Viridian Metaltail (one of the original “Angry Birds”)

Another cute little paramo specialist, but decidedly un-hummingbird-like, is the Tawny Antpitta. Recalling the Jocotoco Antpitta we watched being fed in a deep jungle (approximately 37 times the size of the Tawny) one marvels at the diversity of this family of birds as well. 


Tawny Antpitta


But our celebration of the Hillstar sighting and the wonder of Andean peaks is dampened when Sam relays the news that most of us tested positive for COVID.  So we have to speed back to Guayaquil to isolate in a hotel and await a negative test.  


After almost three weeks in the wilds and mountains of southern Equador, being limited to a 20 x 12 room is somewhat confining.
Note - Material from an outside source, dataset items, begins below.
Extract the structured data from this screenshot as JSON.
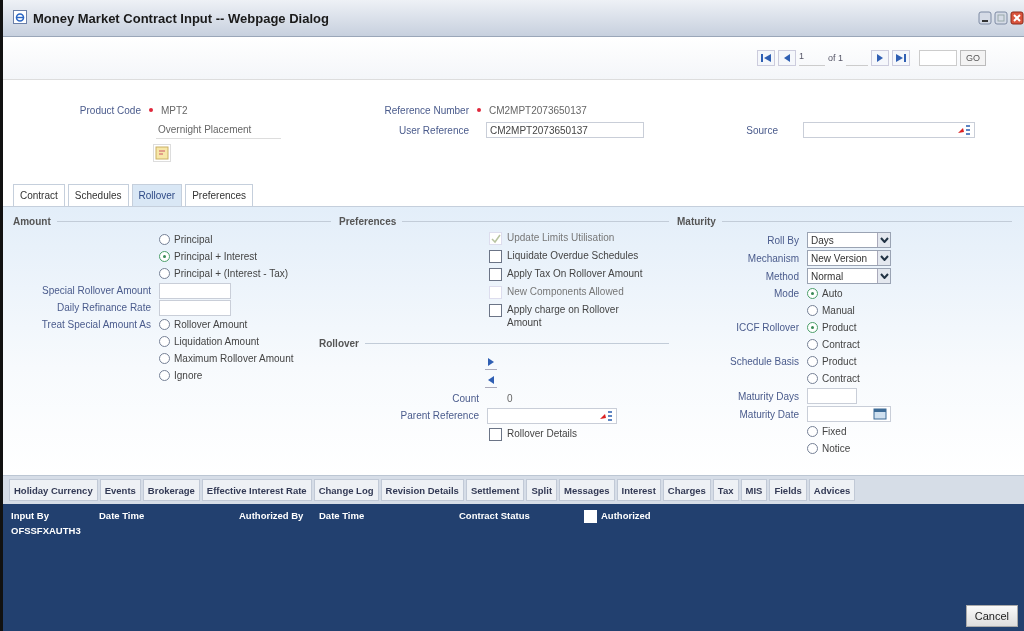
{
  "window": {
    "title": "Money Market Contract Input -- Webpage Dialog"
  },
  "pager": {
    "page": "1",
    "of": "of 1",
    "go": "GO"
  },
  "header": {
    "product_code": {
      "label": "Product Code",
      "value": "MPT2",
      "description": "Overnight Placement"
    },
    "reference_number": {
      "label": "Reference Number",
      "value": "CM2MPT2073650137"
    },
    "user_reference": {
      "label": "User Reference",
      "value": "CM2MPT2073650137"
    },
    "source": {
      "label": "Source"
    }
  },
  "tabs": [
    {
      "label": "Contract",
      "selected": false
    },
    {
      "label": "Schedules",
      "selected": false
    },
    {
      "label": "Rollover",
      "selected": true
    },
    {
      "label": "Preferences",
      "selected": false
    }
  ],
  "amount": {
    "title": "Amount",
    "options": [
      {
        "label": "Principal",
        "selected": false
      },
      {
        "label": "Principal + Interest",
        "selected": true
      },
      {
        "label": "Principal + (Interest - Tax)",
        "selected": false
      }
    ],
    "special_rollover_amount": {
      "label": "Special Rollover Amount"
    },
    "daily_refinance_rate": {
      "label": "Daily Refinance Rate"
    },
    "treat_special_amount_as": {
      "label": "Treat Special Amount As",
      "options": [
        {
          "label": "Rollover Amount",
          "selected": false
        },
        {
          "label": "Liquidation Amount",
          "selected": false
        },
        {
          "label": "Maximum Rollover Amount",
          "selected": false
        },
        {
          "label": "Ignore",
          "selected": false
        }
      ]
    }
  },
  "preferences": {
    "title": "Preferences",
    "checkboxes": [
      {
        "label": "Update Limits Utilisation",
        "checked": true,
        "disabled": true
      },
      {
        "label": "Liquidate Overdue Schedules",
        "checked": false,
        "disabled": false
      },
      {
        "label": "Apply Tax On Rollover Amount",
        "checked": false,
        "disabled": false
      },
      {
        "label": "New Components Allowed",
        "checked": false,
        "disabled": true
      },
      {
        "label": "Apply charge on Rollover Amount",
        "checked": false,
        "disabled": false
      }
    ]
  },
  "rollover": {
    "title": "Rollover",
    "count": {
      "label": "Count",
      "value": "0"
    },
    "parent_reference": {
      "label": "Parent Reference"
    },
    "rollover_details": {
      "label": "Rollover Details",
      "checked": false
    }
  },
  "maturity": {
    "title": "Maturity",
    "selects": [
      {
        "label": "Roll By",
        "value": "Days"
      },
      {
        "label": "Mechanism",
        "value": "New Version"
      },
      {
        "label": "Method",
        "value": "Normal"
      }
    ],
    "radio_groups": [
      {
        "label": "Mode",
        "options": [
          {
            "label": "Auto",
            "selected": true
          },
          {
            "label": "Manual",
            "selected": false
          }
        ]
      },
      {
        "label": "ICCF Rollover",
        "options": [
          {
            "label": "Product",
            "selected": true
          },
          {
            "label": "Contract",
            "selected": false
          }
        ]
      },
      {
        "label": "Schedule Basis",
        "options": [
          {
            "label": "Product",
            "selected": false
          },
          {
            "label": "Contract",
            "selected": false
          }
        ]
      }
    ],
    "maturity_days": {
      "label": "Maturity Days"
    },
    "maturity_date": {
      "label": "Maturity Date"
    },
    "type_options": [
      {
        "label": "Fixed",
        "selected": false
      },
      {
        "label": "Notice",
        "selected": false
      }
    ]
  },
  "bottom_tabs": [
    "Holiday Currency",
    "Events",
    "Brokerage",
    "Effective Interest Rate",
    "Change Log",
    "Revision Details",
    "Settlement",
    "Split",
    "Messages",
    "Interest",
    "Charges",
    "Tax",
    "MIS",
    "Fields",
    "Advices"
  ],
  "footer": {
    "input_by": {
      "label": "Input By",
      "value": "OFSSFXAUTH3"
    },
    "date_time_1": "Date Time",
    "authorized_by": "Authorized By",
    "date_time_2": "Date Time",
    "contract_status": "Contract Status",
    "authorized": {
      "label": "Authorized",
      "checked": false
    },
    "cancel": "Cancel"
  }
}
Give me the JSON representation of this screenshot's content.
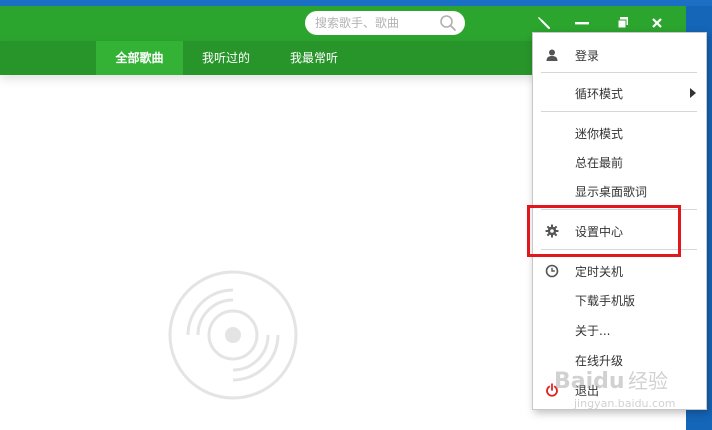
{
  "search": {
    "placeholder": "搜索歌手、歌曲"
  },
  "window_controls": [
    "wrench-icon",
    "minimize-icon",
    "restore-icon",
    "close-icon"
  ],
  "tabs": [
    {
      "label": "全部歌曲",
      "active": true
    },
    {
      "label": "我听过的",
      "active": false
    },
    {
      "label": "我最常听",
      "active": false
    }
  ],
  "menu": {
    "items": [
      {
        "label": "登录",
        "icon": "user-icon"
      },
      {
        "label": "循环模式",
        "submenu": true
      },
      {
        "label": "迷你模式"
      },
      {
        "label": "总在最前"
      },
      {
        "label": "显示桌面歌词"
      },
      {
        "label": "设置中心",
        "icon": "gear-icon",
        "highlighted": true
      },
      {
        "label": "定时关机",
        "icon": "clock-icon"
      },
      {
        "label": "下载手机版"
      },
      {
        "label": "关于..."
      },
      {
        "label": "在线升级"
      },
      {
        "label": "退出",
        "icon": "power-icon"
      }
    ]
  },
  "watermark": {
    "brand": "Baidu",
    "suffix": "经验",
    "url": "jingyan.baidu.com"
  },
  "colors": {
    "titlebar": "#2ca52e",
    "tabbar": "#28952a",
    "active_tab": "#33b235",
    "highlight": "#e0181e",
    "desktop": "#1565b8"
  }
}
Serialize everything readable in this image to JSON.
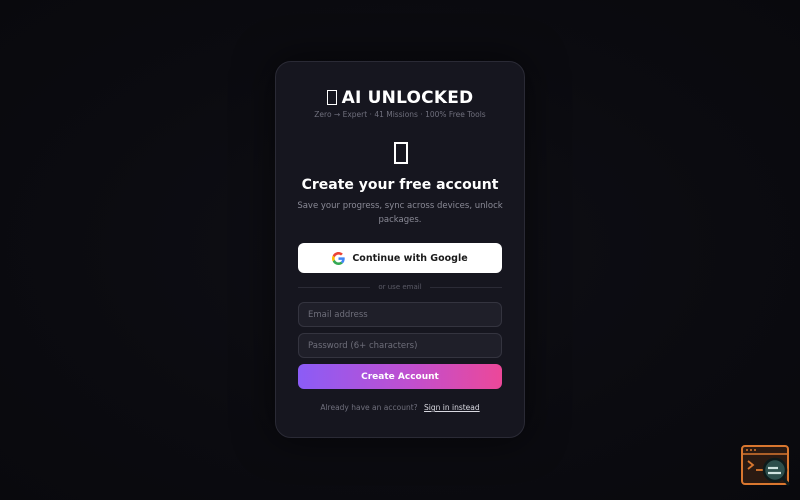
{
  "brand": {
    "title": "AI UNLOCKED",
    "subtitle": "Zero → Expert · 41 Missions · 100% Free Tools"
  },
  "signup": {
    "heading": "Create your free account",
    "description": "Save your progress, sync across devices, unlock packages.",
    "google_label": "Continue with Google",
    "divider_text": "or use email",
    "email_placeholder": "Email address",
    "password_placeholder": "Password (6+ characters)",
    "submit_label": "Create Account",
    "signin_prompt": "Already have an account?",
    "signin_link": "Sign in instead"
  },
  "colors": {
    "background": "#0b0b10",
    "card": "#16161f",
    "gradient_start": "#8b5cf6",
    "gradient_end": "#ec4899"
  },
  "icons": {
    "brand": "missing-glyph-icon",
    "hero": "missing-glyph-icon",
    "google": "google-logo-icon",
    "corner": "terminal-search-icon"
  }
}
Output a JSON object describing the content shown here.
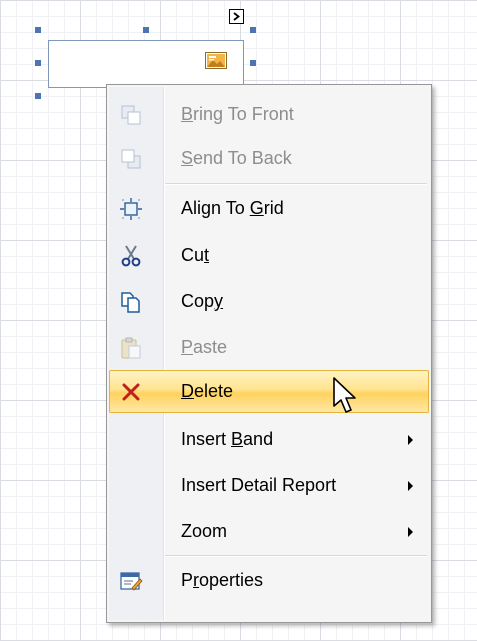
{
  "design_surface": {
    "selected_control": {
      "icon": "picture-icon"
    },
    "smart_tag": {
      "icon": "chevron-right-icon"
    }
  },
  "context_menu": {
    "items": [
      {
        "label_pre": "",
        "label_key": "B",
        "label_post": "ring To Front",
        "icon": "bring-to-front-icon",
        "enabled": false,
        "submenu": false
      },
      {
        "label_pre": "",
        "label_key": "S",
        "label_post": "end To Back",
        "icon": "send-to-back-icon",
        "enabled": false,
        "submenu": false
      },
      {
        "label_pre": "Align To ",
        "label_key": "G",
        "label_post": "rid",
        "icon": "align-to-grid-icon",
        "enabled": true,
        "submenu": false
      },
      {
        "label_pre": "Cu",
        "label_key": "t",
        "label_post": "",
        "icon": "scissors-icon",
        "enabled": true,
        "submenu": false
      },
      {
        "label_pre": "Cop",
        "label_key": "y",
        "label_post": "",
        "icon": "copy-icon",
        "enabled": true,
        "submenu": false
      },
      {
        "label_pre": "",
        "label_key": "P",
        "label_post": "aste",
        "icon": "paste-icon",
        "enabled": false,
        "submenu": false
      },
      {
        "label_pre": "",
        "label_key": "D",
        "label_post": "elete",
        "icon": "delete-x-icon",
        "enabled": true,
        "submenu": false,
        "highlighted": true
      },
      {
        "label_pre": "Insert ",
        "label_key": "B",
        "label_post": "and",
        "icon": "",
        "enabled": true,
        "submenu": true
      },
      {
        "label_pre": "Insert Detail Report",
        "label_key": "",
        "label_post": "",
        "icon": "",
        "enabled": true,
        "submenu": true
      },
      {
        "label_pre": "Zoom",
        "label_key": "",
        "label_post": "",
        "icon": "",
        "enabled": true,
        "submenu": true
      },
      {
        "label_pre": "P",
        "label_key": "r",
        "label_post": "operties",
        "icon": "properties-icon",
        "enabled": true,
        "submenu": false
      }
    ]
  },
  "colors": {
    "highlight_border": "#e5b43c",
    "highlight_fill": "#ffd260",
    "delete_icon": "#c0201b",
    "handle": "#4f72b3"
  }
}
Perhaps presciently I am reading A Gentleman in Moscow, about a political enemy of the Russian Revolution who is internally exiled to a single hotel.  And I start to relate to his fears that “it would not take long for the ceiling to edge downward, the walls to edge inward, and the floor to edge upward, until the entire hotel had been collapsed into the size of a biscuit tin.”



A view of the paramo and Blue-throated Hillstar habitat at about 12,000 feet.


And a view of Guayaquil from the first floor.


I have little or no symptoms, so I go through the so-called five stages of grief: Angry, Dopey, Sleepy, Grumpy, and Resigned (thankfully, no Sneezy).  Fortunately I have several thousand photos to go through and I have Lightroom on my iPad to play with, and the 100 or more eBird checklists that Sue prepared to go through and reminisce about happier days. 


But after seeing and hearing over 570 species of birds the last three weeks, a diet of one Turkey Vulture, one Ecuadorian Thrush, a flock of Southern Rough-winged Swallows, a few Scrub Blackbirds, two Tropical Kingbirds, several pigeons, and - painfully - numerous airplanes, is less than satisfying. 


One of my few “hotel birds” a Tropical Kingbird 


Next up, I hope: weird birds of the trip.